# how to make games in c++



## mayoorite (Nov 16, 2011)

Hi! guys i am a beginner in c++ and want to make a game in c++(its a project for computer exhibition).So please help me in making simple games.And i also don`t know to create graphics in c++.

Please reply


----------



## webgenius (Nov 16, 2011)

Learn to use graphics libraries in C++


----------



## Vyom (Nov 16, 2011)

Knowledge of Graphics in C++, isn't necessary for you to built games in them.

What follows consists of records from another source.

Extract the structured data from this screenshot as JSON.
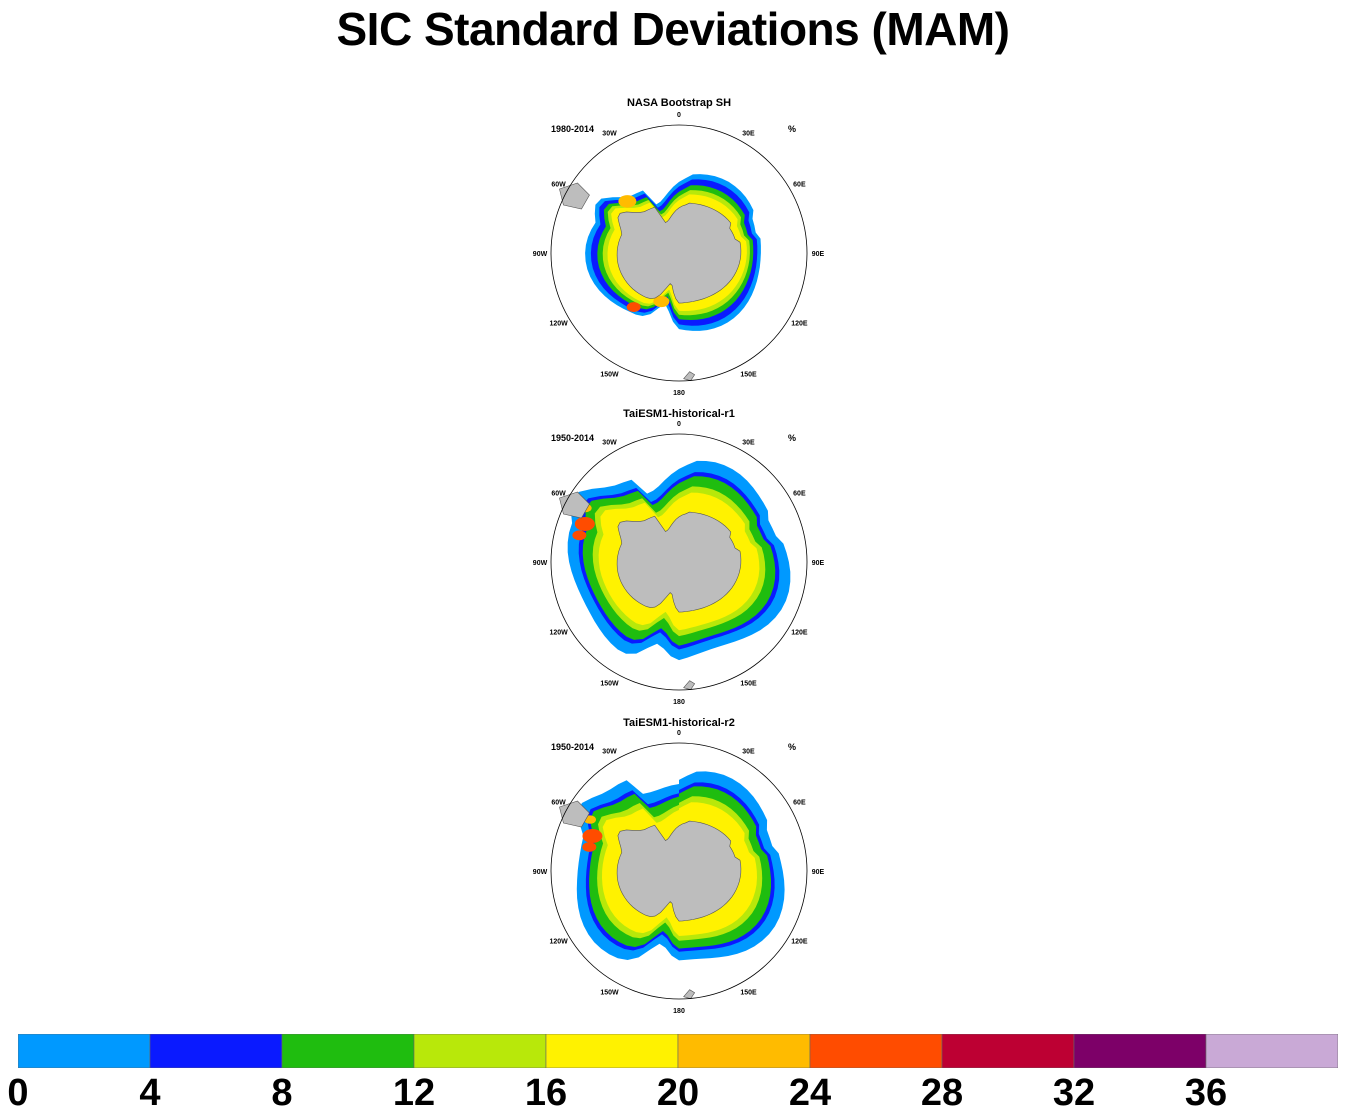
{
  "title": "SIC Standard Deviations (MAM)",
  "units_label": "%",
  "longitude_labels": [
    "0",
    "30E",
    "60E",
    "90E",
    "120E",
    "150E",
    "180",
    "150W",
    "120W",
    "90W",
    "60W",
    "30W"
  ],
  "panels": [
    {
      "title": "NASA Bootstrap SH",
      "period": "1980-2014"
    },
    {
      "title": "TaiESM1-historical-r1",
      "period": "1950-2014"
    },
    {
      "title": "TaiESM1-historical-r2",
      "period": "1950-2014"
    }
  ],
  "colorbar": {
    "ticks": [
      "0",
      "4",
      "8",
      "12",
      "16",
      "20",
      "24",
      "28",
      "32",
      "36"
    ],
    "colors": [
      "#0099ff",
      "#0a1aff",
      "#1fbd0f",
      "#b8e80a",
      "#fff200",
      "#ffbb00",
      "#ff4c00",
      "#bd0033",
      "#7d0068",
      "#c9a9d6"
    ]
  },
  "colors": {
    "land": "#bdbdbd",
    "ocean": "#ffffff",
    "coast": "#555555"
  }
}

If you really mean, "simple", by the term, simple games, then you can start with non-graphic games, like Hangman (Word Guessing Game), Tic-Tac-Toe or similar puzzles.
Posssiblities are endless.


----------



## nims11 (Nov 16, 2011)

learn some Graphics library like openGL.

or
for simple games
C++ Game Programming


----------



## priyaranjan (Nov 27, 2011)

mayoorite said:


> Hi! guys i am a beginner in c++ and want to make a game in c++(its a project for computer exhibition).So please help me in making simple games.And i also don`t know to create graphics in c++.
> 
> Please reply



if u want to do game programing then u can learn some library like allegro . This library is open source u need to down load binaries of this library and configure it with your 
VISUAL C++  compiler and can start programing . just google "how to configure allegro with visual c++". And find some tutorial on allegro.  Have fun !


----------



## Neuron (Nov 27, 2011)

I'd recommend you to make a game using Dark GDK first.Then move on and learn advanced APIs if you want to take it as a career.


----------